1. Yonce contends that the trial court erred in refusing to declare a mistrial when the arresting officer made an impermissible comment on his post-arrest silence.

 On cross-examination, defense counsel sought to elicit testimony from the officer showing that he had been unable to ascertain Yonce's purpose in being at the apartment complex.   The officer responded that he had taken Yonce back to the police station so that he could explain what he had been doing at the apartments, but Yonce had declined to make any statements.   Defense counsel thereupon moved for a mistrial.   The trial court refused to declare a mistrial but gave curative instructions to the jury.   We find no abuse of discretion,1 particularly in view of the fact that the objectionable testimony was elicited by defense counsel in his examination of the witness.  “ ‘Induced error cannot be complained of on appeal.  (Cit.)’ [Cit.]” 2

2. Yonce challenges the sufficiency of the evidence to support the verdict because no one was able to testify that he could see through the apartment windows.

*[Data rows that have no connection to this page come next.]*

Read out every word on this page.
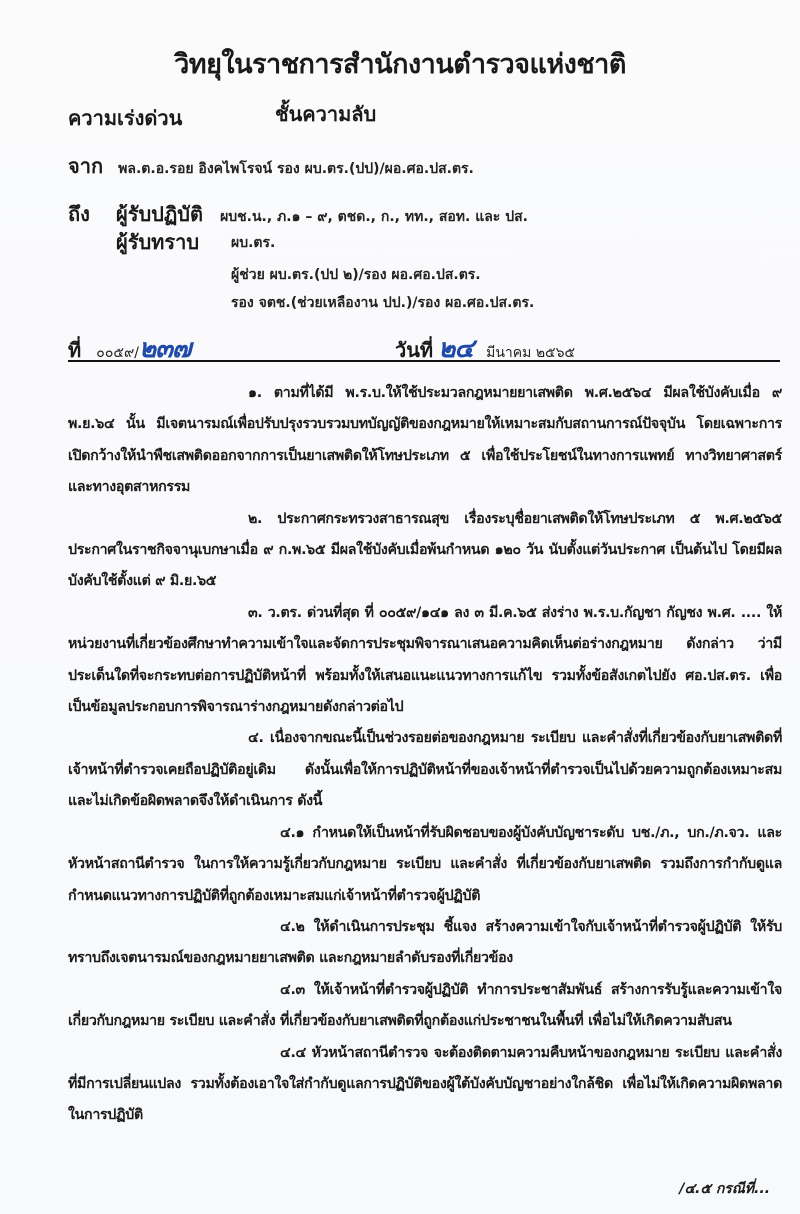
วิทยุในราชการสำนักงานตำรวจแห่งชาติ
ความเร่งด่วน	ชั้นความลับ
จาก พล.ต.อ.รอย อิงคไพโรจน์ รอง ผบ.ตร.(ปป)/ผอ.ศอ.ปส.ตร.
ถึง ผู้รับปฏิบัติ ผบช.น., ภ.๑ – ๙, ตชด., ก., ทท., สอท. และ ปส.
ผู้รับทราบ ผบ.ตร.
ผู้ช่วย ผบ.ตร.(ปป ๒)/รอง ผอ.ศอ.ปส.ตร.
รอง จตช.(ช่วยเหลืองาน ปป.)/รอง ผอ.ศอ.ปส.ตร.
ที่ ๐๐๕๙/๒๓๗	วันที่ ๒๔ มีนาคม ๒๕๖๕

๑. ตามที่ได้มี พ.ร.บ.ให้ใช้ประมวลกฎหมายยาเสพติด พ.ศ.๒๕๖๔ มีผลใช้บังคับเมื่อ ๙ พ.ย.๖๔ นั้น มีเจตนารมณ์เพื่อปรับปรุงรวบรวมบทบัญญัติของกฎหมายให้เหมาะสมกับสถานการณ์ปัจจุบัน โดยเฉพาะการเปิดกว้างให้นำพืชเสพติดออกจากการเป็นยาเสพติดให้โทษประเภท ๕ เพื่อใช้ประโยชน์ในทางการแพทย์ ทางวิทยาศาสตร์ และทางอุตสาหกรรม

๒. ประกาศกระทรวงสาธารณสุข เรื่องระบุชื่อยาเสพติดให้โทษประเภท ๕ พ.ศ.๒๕๖๕ ประกาศในราชกิจจานุเบกษาเมื่อ ๙ ก.พ.๖๕ มีผลใช้บังคับเมื่อพ้นกำหนด ๑๒๐ วัน นับตั้งแต่วันประกาศ เป็นต้นไป โดยมีผลบังคับใช้ตั้งแต่ ๙ มิ.ย.๖๕

๓. ว.ตร. ด่วนที่สุด ที่ ๐๐๕๙/๑๔๑ ลง ๓ มี.ค.๖๕ ส่งร่าง พ.ร.บ.กัญชา กัญชง พ.ศ. .... ให้หน่วยงานที่เกี่ยวข้องศึกษาทำความเข้าใจและจัดการประชุมพิจารณาเสนอความคิดเห็นต่อร่างกฎหมาย ดังกล่าว ว่ามีประเด็นใดที่จะกระทบต่อการปฏิบัติหน้าที่ พร้อมทั้งให้เสนอแนะแนวทางการแก้ไข รวมทั้งข้อสังเกตไปยัง ศอ.ปส.ตร. เพื่อเป็นข้อมูลประกอบการพิจารณาร่างกฎหมายดังกล่าวต่อไป

๔. เนื่องจากขณะนี้เป็นช่วงรอยต่อของกฎหมาย ระเบียบ และคำสั่งที่เกี่ยวข้องกับยาเสพติดที่เจ้าหน้าที่ตำรวจเคยถือปฏิบัติอยู่เดิม ดังนั้นเพื่อให้การปฏิบัติหน้าที่ของเจ้าหน้าที่ตำรวจเป็นไปด้วยความถูกต้องเหมาะสม และไม่เกิดข้อผิดพลาดจึงให้ดำเนินการ ดังนี้

๔.๑ กำหนดให้เป็นหน้าที่รับผิดชอบของผู้บังคับบัญชาระดับ บช./ภ., บก./ภ.จว. และหัวหน้าสถานีตำรวจ ในการให้ความรู้เกี่ยวกับกฎหมาย ระเบียบ และคำสั่ง ที่เกี่ยวข้องกับยาเสพติด รวมถึงการกำกับดูแล กำหนดแนวทางการปฏิบัติที่ถูกต้องเหมาะสมแก่เจ้าหน้าที่ตำรวจผู้ปฏิบัติ

๔.๒ ให้ดำเนินการประชุม ชี้แจง สร้างความเข้าใจกับเจ้าหน้าที่ตำรวจผู้ปฏิบัติ ให้รับทราบถึงเจตนารมณ์ของกฎหมายยาเสพติด และกฎหมายลำดับรองที่เกี่ยวข้อง

๔.๓ ให้เจ้าหน้าที่ตำรวจผู้ปฏิบัติ ทำการประชาสัมพันธ์ สร้างการรับรู้และความเข้าใจเกี่ยวกับกฎหมาย ระเบียบ และคำสั่ง ที่เกี่ยวข้องกับยาเสพติดที่ถูกต้องแก่ประชาชนในพื้นที่ เพื่อไม่ให้เกิดความสับสน

๔.๔ หัวหน้าสถานีตำรวจ จะต้องติดตามความคืบหน้าของกฎหมาย ระเบียบ และคำสั่งที่มีการเปลี่ยนแปลง รวมทั้งต้องเอาใจใส่กำกับดูแลการปฏิบัติของผู้ใต้บังคับบัญชาอย่างใกล้ชิด เพื่อไม่ให้เกิดความผิดพลาดในการปฏิบัติ

/๔.๕ กรณีที่...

 We cannot agree with Yonce's characterization of the evidence, as the arresting officer testified that he saw Yonce “going to each and every window ․, looking between the blinds and the window.”   Yonce's claim that the victim testified that she did not know whether Yonce could have seen through the blinds is not supported by the page of the transcript to which he refers.   Moreover, it has been held that under the peeping Tom statute (OCGA § 16-11-61), “the State is not required to show that a person is actually spied upon, the gravamen of the offense being that the spying took place regardless of whether the attempt to invade the privacy of another was successful.  [Cits.]” 3 The evidence supports Yonce's conviction.

3. Yonce contends that when he requested that the individual jurors be polled on their guilty verdict, the trial court failed to properly poll them.

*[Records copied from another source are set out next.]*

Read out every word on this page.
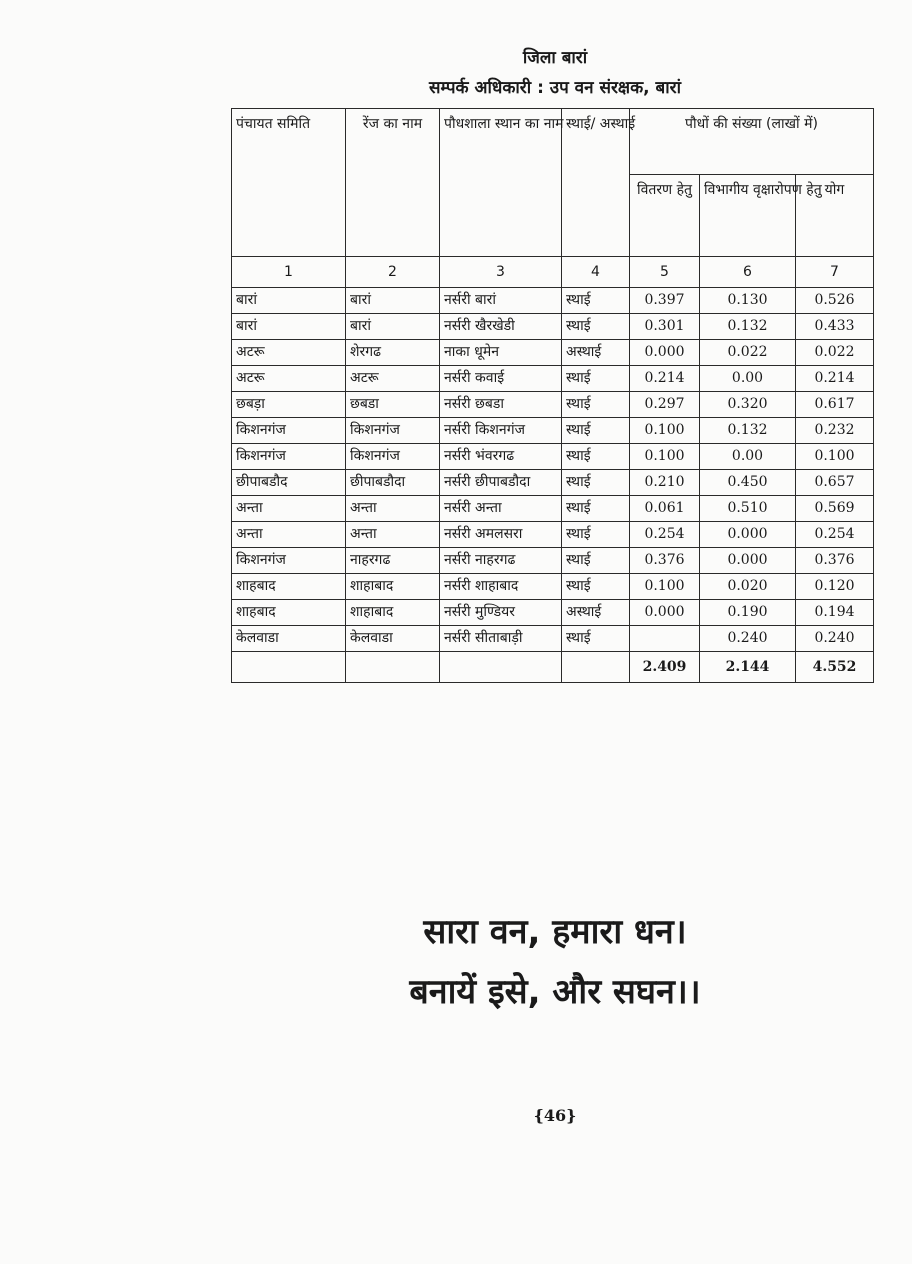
जिला बारां
सम्पर्क अधिकारी : उप वन संरक्षक, बारां
पंचायत समिति	रेंज का नाम	पौधशाला स्थान का नाम	स्थाई/ अस्थाई	पौधों की संख्या (लाखों में)		
				वितरण हेतु	विभागीय वृक्षारोपण हेतु	योग
1	2	3	4	5	6	7
बारां	बारां	नर्सरी बारां	स्थाई	0.397	0.130	0.526
बारां	बारां	नर्सरी खैरखेडी	स्थाई	0.301	0.132	0.433
अटरू	शेरगढ	नाका धूमेन	अस्थाई	0.000	0.022	0.022
अटरू	अटरू	नर्सरी कवाई	स्थाई	0.214	0.00	0.214
छबड़ा	छबडा	नर्सरी छबडा	स्थाई	0.297	0.320	0.617
किशनगंज	किशनगंज	नर्सरी किशनगंज	स्थाई	0.100	0.132	0.232
किशनगंज	किशनगंज	नर्सरी भंवरगढ	स्थाई	0.100	0.00	0.100
छीपाबडौद	छीपाबडौदा	नर्सरी छीपाबडौदा	स्थाई	0.210	0.450	0.657
अन्ता	अन्ता	नर्सरी अन्ता	स्थाई	0.061	0.510	0.569
अन्ता	अन्ता	नर्सरी अमलसरा	स्थाई	0.254	0.000	0.254
किशनगंज	नाहरगढ	नर्सरी नाहरगढ	स्थाई	0.376	0.000	0.376
शाहबाद	शाहाबाद	नर्सरी शाहाबाद	स्थाई	0.100	0.020	0.120
शाहबाद	शाहाबाद	नर्सरी मुण्डियर	अस्थाई	0.000	0.190	0.194
केलवाडा	केलवाडा	नर्सरी सीताबाड़ी	स्थाई		0.240	0.240
				2.409	2.144	4.552
सारा वन, हमारा धन।
बनायें इसे, और सघन।।
{46}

 Yonce's complaint is that the trial court merely asked the jurors whether the guilty verdict was their verdict in the jury room and whether it continued to be their verdict, without inquiring whether each juror had reached the verdict freely and voluntarily.   We find no error, as “[t]he foregoing questions meet the minimum requirements of the defendant's right to a poll of the jurors[,]” 4 and, when asked by the trial court whether he was content with the poll of the jury, defense counsel responded affirmatively.   A litigant cannot submit to or acquiesce in a ruling of the trial court and then complain on appeal.5

Judgment affirmed.

FOOTNOTES

1.   See generally Frazier v. State, 249 Ga.App. 463, 465(4), 549 S.E.2d 133 (2001).

2.   Sams v. State, 239 Ga.App. 715, 717(3), 521 S.E.2d 848 (1999).

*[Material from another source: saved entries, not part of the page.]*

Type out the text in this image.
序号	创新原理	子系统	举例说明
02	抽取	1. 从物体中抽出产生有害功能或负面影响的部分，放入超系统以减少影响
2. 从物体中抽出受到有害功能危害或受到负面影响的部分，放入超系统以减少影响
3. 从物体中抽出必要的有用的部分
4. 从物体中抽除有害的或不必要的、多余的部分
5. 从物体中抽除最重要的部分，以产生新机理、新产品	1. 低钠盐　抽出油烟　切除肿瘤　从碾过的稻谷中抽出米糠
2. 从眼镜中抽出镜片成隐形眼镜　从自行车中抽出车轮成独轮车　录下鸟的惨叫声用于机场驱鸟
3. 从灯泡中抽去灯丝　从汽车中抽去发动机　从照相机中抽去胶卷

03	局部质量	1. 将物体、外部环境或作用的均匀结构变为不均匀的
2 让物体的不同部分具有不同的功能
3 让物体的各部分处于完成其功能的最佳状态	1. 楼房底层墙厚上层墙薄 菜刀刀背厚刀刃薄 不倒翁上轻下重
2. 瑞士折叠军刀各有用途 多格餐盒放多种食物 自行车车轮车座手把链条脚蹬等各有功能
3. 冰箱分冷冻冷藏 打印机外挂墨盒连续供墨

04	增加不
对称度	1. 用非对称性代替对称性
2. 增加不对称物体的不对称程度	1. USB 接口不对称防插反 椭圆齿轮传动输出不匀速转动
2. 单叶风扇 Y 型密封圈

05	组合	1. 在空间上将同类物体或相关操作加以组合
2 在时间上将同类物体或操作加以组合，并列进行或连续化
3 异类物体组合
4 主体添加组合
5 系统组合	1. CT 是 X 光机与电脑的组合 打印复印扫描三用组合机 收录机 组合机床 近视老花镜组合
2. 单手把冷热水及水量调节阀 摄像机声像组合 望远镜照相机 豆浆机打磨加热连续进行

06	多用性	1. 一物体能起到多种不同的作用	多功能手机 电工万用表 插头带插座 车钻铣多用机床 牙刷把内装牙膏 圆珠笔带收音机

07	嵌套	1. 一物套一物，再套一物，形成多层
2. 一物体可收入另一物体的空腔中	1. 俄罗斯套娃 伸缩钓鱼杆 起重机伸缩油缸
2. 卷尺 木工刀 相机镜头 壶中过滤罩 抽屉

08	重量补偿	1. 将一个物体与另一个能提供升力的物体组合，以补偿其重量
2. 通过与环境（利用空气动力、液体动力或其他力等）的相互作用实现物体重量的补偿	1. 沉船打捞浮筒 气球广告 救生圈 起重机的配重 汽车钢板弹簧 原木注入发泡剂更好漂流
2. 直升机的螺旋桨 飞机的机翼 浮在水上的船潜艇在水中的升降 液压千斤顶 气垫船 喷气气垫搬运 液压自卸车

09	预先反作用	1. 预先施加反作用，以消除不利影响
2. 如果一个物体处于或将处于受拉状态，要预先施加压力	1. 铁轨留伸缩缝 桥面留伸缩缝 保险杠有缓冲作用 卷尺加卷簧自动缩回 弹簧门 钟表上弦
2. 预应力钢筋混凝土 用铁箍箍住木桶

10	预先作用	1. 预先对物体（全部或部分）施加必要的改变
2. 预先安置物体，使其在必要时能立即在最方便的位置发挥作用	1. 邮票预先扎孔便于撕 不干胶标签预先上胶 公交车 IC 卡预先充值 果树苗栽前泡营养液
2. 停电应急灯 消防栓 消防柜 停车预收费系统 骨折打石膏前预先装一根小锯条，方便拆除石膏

3.   McBride v. State, 196 Ga.App. 398, 399(1), 396 S.E.2d 78 (1990).

4.   Burnett v. State, 240 Ga. 681, 689(11), 242 S.E.2d 79 (1978);  see Hudson v. State, 237 Ga. 241(3), 227 S.E.2d 257 (1976) (not error to refuse to ask each juror whether verdict was voluntarily agreed upon).

5.   Sanders v. State, 181 Ga.App. 117, 120(2), 351 S.E.2d 666 (1986).

PHIPPS, Judge.

ANDREWS, P.J., and MIKELL, J., concur.